Hybrid Solar Energy Systems

Prototype Systems

Lumiduct

By Antía Varela Souto and Roel Loonen, Eindhoven University of Technology, The Netherlands

Product Description

Brief Concept Description

Lumiduct is an innovative building-integrated concentrating PV (BICPV) façade system that uses an array of movable panels located in the cavity of double-skin façades to guide the incoming sunlight, so to provide shading control to glazed building façades and harvest solar energy.

The Lumiduct panels consist of special optical modules that redirect direct sunlight, and concentrate it onto tiny, ultra-high-efficiency III-V solar cells. Since the Lumiduct modules have a concentration factor above 600, the electricity generation potential per m2 façade is similar to the output of vertically mounted regular crystalline PV modules. In order to track the sun over the course of the day, the technology includes a dual-axis tracking system. An example of a single module, including the sun-tracking structure, is presented in Figure 76 (left)Error! Reference source not found.

This solution is developed by the company Wellsun, in close collaboration with Eindhoven University of Technology and Radboud University Nijmegen. It is currently in the technology readiness level 7, which corresponds to a demonstration system operating in an operational environment at pre-commercial scale.

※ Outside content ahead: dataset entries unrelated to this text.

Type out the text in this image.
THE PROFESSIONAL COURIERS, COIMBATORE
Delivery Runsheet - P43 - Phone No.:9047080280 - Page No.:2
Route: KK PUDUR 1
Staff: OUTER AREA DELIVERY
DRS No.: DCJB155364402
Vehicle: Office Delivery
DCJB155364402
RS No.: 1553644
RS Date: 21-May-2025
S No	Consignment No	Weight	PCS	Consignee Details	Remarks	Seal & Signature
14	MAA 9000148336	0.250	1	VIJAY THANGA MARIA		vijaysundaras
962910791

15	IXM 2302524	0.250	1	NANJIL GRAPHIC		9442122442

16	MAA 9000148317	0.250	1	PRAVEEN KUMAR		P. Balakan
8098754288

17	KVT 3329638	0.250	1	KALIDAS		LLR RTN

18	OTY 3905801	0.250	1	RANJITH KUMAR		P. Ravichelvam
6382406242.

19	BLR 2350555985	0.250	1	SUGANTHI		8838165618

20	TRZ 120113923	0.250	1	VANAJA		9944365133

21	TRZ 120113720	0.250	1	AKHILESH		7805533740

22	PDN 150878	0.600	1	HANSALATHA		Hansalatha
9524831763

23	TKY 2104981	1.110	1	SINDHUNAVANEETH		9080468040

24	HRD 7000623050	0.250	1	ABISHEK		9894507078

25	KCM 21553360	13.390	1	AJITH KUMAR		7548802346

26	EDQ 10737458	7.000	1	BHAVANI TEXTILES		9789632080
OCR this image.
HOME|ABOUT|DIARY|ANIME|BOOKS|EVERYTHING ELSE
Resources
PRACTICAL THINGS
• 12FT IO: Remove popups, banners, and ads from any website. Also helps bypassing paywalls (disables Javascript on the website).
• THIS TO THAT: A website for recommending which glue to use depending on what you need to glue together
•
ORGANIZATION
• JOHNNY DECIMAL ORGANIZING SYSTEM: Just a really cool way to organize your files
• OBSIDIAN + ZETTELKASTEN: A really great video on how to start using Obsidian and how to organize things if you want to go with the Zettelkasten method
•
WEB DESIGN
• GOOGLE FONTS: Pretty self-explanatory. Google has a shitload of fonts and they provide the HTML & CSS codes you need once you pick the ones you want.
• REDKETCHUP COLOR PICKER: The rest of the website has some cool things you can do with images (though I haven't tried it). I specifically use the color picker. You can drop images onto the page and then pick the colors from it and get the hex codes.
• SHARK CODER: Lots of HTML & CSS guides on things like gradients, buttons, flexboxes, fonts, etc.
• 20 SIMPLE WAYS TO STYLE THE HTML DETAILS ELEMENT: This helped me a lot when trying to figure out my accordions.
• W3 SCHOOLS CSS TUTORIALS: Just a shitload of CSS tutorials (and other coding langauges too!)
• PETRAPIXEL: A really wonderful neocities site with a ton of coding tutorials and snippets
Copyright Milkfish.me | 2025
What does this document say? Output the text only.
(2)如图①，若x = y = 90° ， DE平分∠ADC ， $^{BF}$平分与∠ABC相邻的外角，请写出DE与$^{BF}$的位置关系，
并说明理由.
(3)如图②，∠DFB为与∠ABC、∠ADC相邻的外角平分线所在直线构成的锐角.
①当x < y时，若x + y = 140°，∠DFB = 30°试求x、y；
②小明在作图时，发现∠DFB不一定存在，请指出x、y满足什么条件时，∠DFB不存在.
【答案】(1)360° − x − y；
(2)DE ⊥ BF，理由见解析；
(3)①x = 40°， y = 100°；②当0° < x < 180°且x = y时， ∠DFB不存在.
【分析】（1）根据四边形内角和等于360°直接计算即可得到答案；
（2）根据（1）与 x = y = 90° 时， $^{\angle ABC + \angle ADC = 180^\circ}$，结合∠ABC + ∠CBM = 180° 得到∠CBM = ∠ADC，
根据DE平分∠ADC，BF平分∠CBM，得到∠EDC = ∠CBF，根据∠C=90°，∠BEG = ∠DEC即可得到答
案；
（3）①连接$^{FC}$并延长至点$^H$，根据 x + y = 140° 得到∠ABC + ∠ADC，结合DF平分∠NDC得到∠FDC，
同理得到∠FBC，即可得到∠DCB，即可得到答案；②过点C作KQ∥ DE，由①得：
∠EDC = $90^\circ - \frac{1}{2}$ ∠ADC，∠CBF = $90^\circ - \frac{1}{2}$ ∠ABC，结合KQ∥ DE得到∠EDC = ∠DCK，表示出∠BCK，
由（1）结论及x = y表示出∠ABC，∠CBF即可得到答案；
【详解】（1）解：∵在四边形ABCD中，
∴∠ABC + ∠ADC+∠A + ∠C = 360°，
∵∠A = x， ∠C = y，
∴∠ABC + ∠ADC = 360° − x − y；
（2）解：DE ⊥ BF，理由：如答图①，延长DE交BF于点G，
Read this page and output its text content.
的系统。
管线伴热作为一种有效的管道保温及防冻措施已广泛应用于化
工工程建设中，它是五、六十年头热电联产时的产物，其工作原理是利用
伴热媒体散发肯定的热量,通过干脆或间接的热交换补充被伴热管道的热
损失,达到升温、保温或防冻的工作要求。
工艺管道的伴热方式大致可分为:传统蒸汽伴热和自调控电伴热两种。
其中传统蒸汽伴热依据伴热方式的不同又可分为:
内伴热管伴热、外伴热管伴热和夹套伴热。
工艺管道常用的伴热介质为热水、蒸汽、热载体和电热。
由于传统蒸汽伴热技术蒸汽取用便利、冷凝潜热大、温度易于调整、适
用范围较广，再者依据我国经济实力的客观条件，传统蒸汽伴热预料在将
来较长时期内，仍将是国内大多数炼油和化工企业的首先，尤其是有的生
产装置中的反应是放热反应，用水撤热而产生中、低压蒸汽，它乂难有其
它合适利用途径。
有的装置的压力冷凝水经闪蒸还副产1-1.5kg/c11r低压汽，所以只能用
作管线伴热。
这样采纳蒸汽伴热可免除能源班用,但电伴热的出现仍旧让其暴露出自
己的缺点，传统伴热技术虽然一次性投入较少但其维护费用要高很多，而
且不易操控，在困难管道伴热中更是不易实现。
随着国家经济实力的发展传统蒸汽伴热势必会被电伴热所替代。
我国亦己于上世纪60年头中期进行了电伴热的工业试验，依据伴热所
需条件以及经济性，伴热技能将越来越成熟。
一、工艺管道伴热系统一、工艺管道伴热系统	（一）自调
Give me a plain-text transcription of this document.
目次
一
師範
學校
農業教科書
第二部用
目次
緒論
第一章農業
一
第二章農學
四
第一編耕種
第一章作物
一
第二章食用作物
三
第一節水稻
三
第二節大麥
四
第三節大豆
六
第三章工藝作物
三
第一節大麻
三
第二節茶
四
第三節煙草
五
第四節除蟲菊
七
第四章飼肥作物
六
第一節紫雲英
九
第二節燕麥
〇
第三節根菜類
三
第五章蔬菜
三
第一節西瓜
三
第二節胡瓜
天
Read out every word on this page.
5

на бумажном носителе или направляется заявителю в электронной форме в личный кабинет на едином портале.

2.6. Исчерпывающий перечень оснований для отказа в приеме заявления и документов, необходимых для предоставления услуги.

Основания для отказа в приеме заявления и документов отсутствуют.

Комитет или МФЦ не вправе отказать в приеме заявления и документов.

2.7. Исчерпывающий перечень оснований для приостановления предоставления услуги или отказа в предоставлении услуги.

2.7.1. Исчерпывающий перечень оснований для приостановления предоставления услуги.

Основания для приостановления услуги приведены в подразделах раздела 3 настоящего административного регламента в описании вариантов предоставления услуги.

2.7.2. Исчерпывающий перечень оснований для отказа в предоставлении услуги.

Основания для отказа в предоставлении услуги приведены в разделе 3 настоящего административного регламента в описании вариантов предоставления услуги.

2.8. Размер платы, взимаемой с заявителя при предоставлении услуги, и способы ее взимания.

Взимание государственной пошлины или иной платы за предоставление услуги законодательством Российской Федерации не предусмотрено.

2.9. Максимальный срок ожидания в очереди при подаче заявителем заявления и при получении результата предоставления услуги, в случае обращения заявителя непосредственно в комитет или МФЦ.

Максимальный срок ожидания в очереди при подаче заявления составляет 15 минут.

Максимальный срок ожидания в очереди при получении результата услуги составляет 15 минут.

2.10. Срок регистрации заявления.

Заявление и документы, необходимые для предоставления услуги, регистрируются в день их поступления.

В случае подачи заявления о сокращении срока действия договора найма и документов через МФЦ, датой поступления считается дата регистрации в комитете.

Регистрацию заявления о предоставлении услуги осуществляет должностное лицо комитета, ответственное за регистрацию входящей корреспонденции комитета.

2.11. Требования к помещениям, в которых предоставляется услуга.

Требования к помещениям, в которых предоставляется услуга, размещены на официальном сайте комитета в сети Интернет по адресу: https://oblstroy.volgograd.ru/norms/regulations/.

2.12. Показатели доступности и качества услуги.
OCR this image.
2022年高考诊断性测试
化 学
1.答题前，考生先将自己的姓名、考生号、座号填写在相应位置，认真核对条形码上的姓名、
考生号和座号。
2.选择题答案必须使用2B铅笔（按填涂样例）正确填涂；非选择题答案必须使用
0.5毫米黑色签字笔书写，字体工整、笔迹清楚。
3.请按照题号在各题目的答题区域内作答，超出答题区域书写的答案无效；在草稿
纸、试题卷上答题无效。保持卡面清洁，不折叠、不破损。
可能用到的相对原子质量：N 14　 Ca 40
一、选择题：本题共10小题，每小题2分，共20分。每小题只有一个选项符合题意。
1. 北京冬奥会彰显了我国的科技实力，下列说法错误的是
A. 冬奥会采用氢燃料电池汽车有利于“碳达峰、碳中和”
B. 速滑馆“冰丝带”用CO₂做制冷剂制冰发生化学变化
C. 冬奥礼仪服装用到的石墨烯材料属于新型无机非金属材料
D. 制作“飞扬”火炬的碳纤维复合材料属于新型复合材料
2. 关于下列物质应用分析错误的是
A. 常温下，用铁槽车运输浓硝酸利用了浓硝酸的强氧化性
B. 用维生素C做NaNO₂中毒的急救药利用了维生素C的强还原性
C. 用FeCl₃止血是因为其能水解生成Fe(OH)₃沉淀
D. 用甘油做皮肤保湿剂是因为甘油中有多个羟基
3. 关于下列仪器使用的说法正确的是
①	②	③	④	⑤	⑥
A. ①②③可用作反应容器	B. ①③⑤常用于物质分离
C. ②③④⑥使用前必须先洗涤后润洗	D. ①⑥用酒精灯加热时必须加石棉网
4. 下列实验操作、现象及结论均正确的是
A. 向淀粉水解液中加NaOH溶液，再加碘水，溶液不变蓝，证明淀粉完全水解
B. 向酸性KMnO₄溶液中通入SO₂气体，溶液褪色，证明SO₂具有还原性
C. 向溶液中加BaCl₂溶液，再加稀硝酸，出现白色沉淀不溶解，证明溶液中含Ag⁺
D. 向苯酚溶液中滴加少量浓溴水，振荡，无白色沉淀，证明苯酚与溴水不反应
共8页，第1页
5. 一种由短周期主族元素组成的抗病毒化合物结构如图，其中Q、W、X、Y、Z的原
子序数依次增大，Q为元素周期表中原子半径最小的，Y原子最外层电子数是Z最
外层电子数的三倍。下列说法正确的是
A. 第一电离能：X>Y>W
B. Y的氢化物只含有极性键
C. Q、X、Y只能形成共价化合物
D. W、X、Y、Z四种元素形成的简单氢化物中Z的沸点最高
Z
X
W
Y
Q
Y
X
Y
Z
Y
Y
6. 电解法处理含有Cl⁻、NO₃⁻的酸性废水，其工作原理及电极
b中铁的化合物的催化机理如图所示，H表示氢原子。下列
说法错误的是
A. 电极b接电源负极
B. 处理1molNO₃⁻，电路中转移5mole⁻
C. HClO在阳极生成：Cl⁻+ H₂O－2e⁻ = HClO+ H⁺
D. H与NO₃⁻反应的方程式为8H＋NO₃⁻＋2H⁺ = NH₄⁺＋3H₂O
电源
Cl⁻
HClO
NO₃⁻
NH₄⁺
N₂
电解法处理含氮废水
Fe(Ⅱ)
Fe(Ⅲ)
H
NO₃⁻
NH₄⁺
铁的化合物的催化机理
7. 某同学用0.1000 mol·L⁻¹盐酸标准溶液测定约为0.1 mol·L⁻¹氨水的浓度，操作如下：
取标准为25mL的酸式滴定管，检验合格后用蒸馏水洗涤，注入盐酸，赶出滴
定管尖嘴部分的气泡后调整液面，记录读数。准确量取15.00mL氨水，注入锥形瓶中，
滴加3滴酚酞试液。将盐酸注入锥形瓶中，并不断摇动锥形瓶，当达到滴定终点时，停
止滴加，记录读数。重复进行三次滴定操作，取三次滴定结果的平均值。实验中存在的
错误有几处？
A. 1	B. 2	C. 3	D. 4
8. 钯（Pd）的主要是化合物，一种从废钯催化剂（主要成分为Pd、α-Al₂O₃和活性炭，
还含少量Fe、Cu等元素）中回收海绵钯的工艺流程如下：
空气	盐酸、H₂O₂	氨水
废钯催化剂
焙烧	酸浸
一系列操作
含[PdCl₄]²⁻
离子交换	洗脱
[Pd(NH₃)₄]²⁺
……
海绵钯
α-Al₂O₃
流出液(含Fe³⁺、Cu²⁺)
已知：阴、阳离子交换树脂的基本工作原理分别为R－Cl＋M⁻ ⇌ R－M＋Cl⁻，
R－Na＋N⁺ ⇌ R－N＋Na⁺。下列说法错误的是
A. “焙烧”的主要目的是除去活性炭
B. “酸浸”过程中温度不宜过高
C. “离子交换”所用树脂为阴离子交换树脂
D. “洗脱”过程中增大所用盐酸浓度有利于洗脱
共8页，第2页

Architectural and Technological Integration into the Envelope

Lumiduct is designed as a facade integrated solution, and not as separate modules to be added onto existing façades. The modules are installed into several vertical pillars, which are in turn integrated in the cavity of a doubleskin façade. Figure 76 (right) presents an example of the installation of the modules into pillars. 
The Lumiduct façade system can be connected to the building’s HVAC system. In this way, the warm air in the cavity can be used to pre-condition ventilation air, thereby reducing energy demand for heating. Another possibility is to harvest heat in the cavity of the double-skin façade using an air-to-water heat exchanger, so that the extracted thermal energy can either be used for space heating, or to satisfy domestic hot water needs.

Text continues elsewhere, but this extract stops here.